The role of a body corporate in Queensland is to administer common property and body corporate assets for the benefit of all of the owners, and to undertake functions required under body corporate legislation.
What is a body corporate?
A body corporate is a legal entity which is created when land is subdivided and registered under the Land Title Act 1994 (PDF) to establish a community titles scheme.
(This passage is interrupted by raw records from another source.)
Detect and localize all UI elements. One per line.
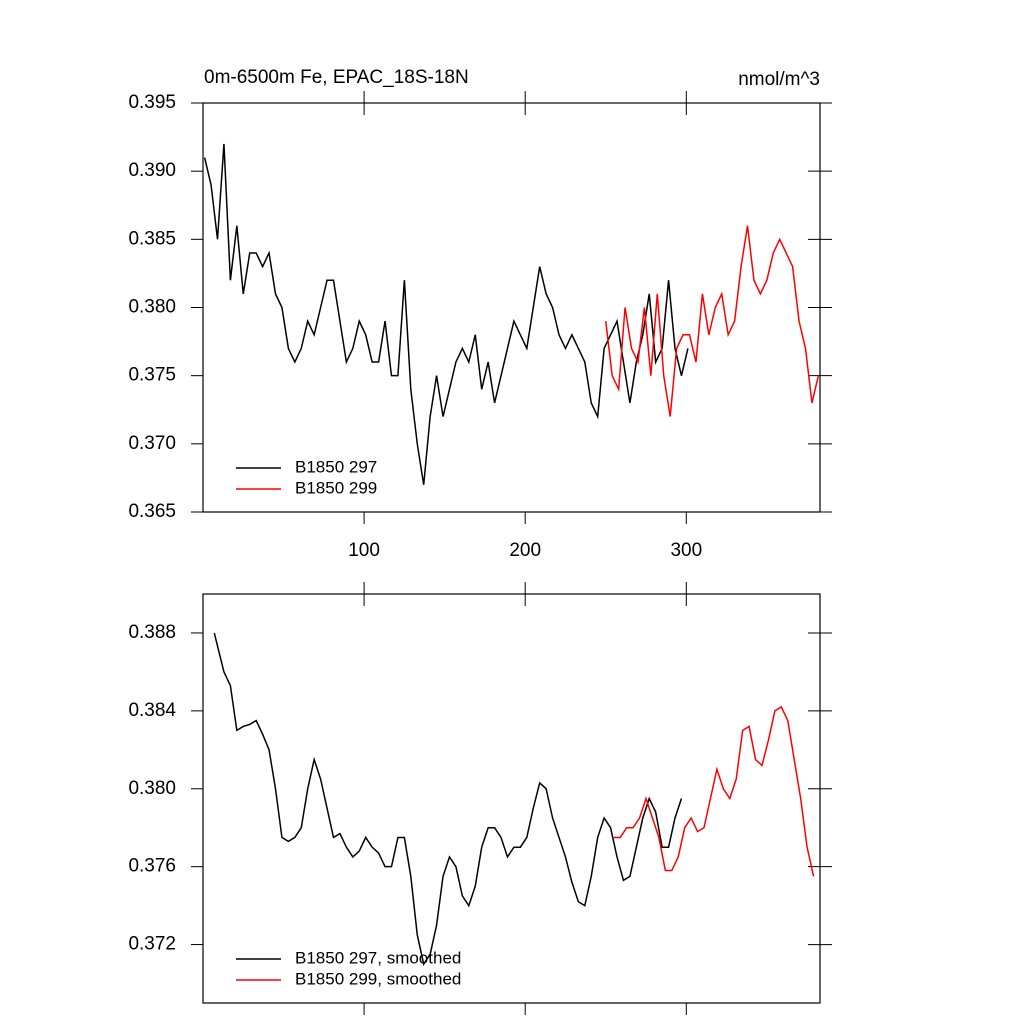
plot-frame [202,102,821,513]
y-tick-label: 0.395 [128,92,176,113]
series-line [213,632,683,966]
chart-title: 0m-6500m Fe, EPAC_18S-18N [204,67,469,88]
y-tick-label: 0.372 [128,934,176,955]
plot-frame [202,593,821,1004]
y-tick-label: 0.370 [128,433,176,454]
legend-label: B1850 297, smoothed [295,948,461,967]
legend-label: B1850 299 [295,478,377,497]
y-tick-label: 0.365 [128,501,176,522]
legend-label: B1850 297 [295,457,377,476]
y-tick-label: 0.388 [128,622,176,643]
y-tick-label: 0.390 [128,160,176,181]
y-tick-label: 0.375 [128,365,176,386]
legend-label: B1850 299, smoothed [295,969,461,988]
y-tick-label: 0.384 [128,700,176,721]
y-tick-label: 0.380 [128,778,176,799]
x-tick-label: 200 [509,540,541,561]
y-tick-label: 0.376 [128,856,176,877]
series-line [203,143,689,485]
x-tick-label: 100 [348,540,380,561]
series-line [604,225,820,417]
units-label: nmol/m^3 [738,69,820,90]
y-tick-label: 0.380 [128,297,176,318]
x-tick-label: 300 [670,540,702,561]
y-tick-label: 0.385 [128,228,176,249]
series-line [613,705,815,877]
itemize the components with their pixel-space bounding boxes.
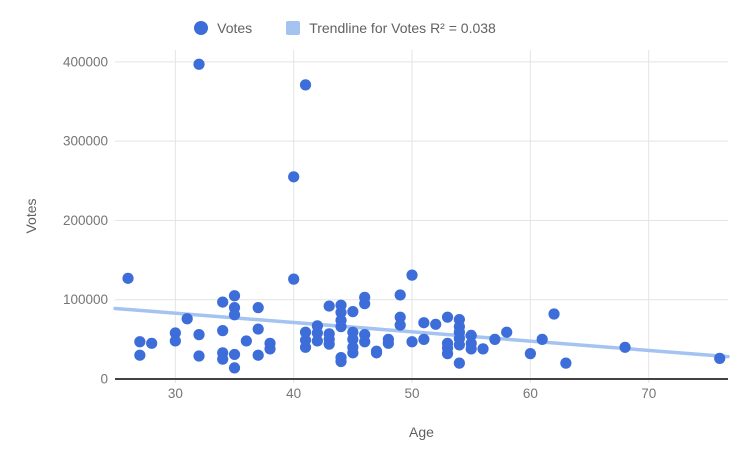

All of the owners in a community titles scheme are automatically members of the body corporate when they buy their lot.
Community titles scheme
Community titles schemes allow you to privately own an area of land or part of a building, as well as share common property and facilities with other owners and occupiers.
A community titles scheme is made up of 2 or more lots, so it could be a:
- residential unit block
- townhouse complex
- high rise accommodation building
- shopping complex
- business park
Queensland has more than 43,000 community titles schemes with a total of over 400,000 individual lots.
What a body corporate does?
The body corporate is given powers under the legislation to carry out its necessary duties.
The body corporate:
- maintains, manages and controls the common property on behalf of owners
- decides the amounts to be paid by the owners to make sure the body corporate can operate
- makes and enforces its own rules, called by-laws, which tell owners and other people who live in the scheme what they can and cannot do
- takes out insurance on behalf of owners, such as public risk insurance over the common property and building insurance
- manages and controls body corporate assets
- keeps records for the body corporate, including minutes of meetings, roll of owners details, financial accounts, registers of assets, improvements to common property by owners, engagements and authorisations.
The body corporate makes decisions about these and other things at general meetings and through the committee.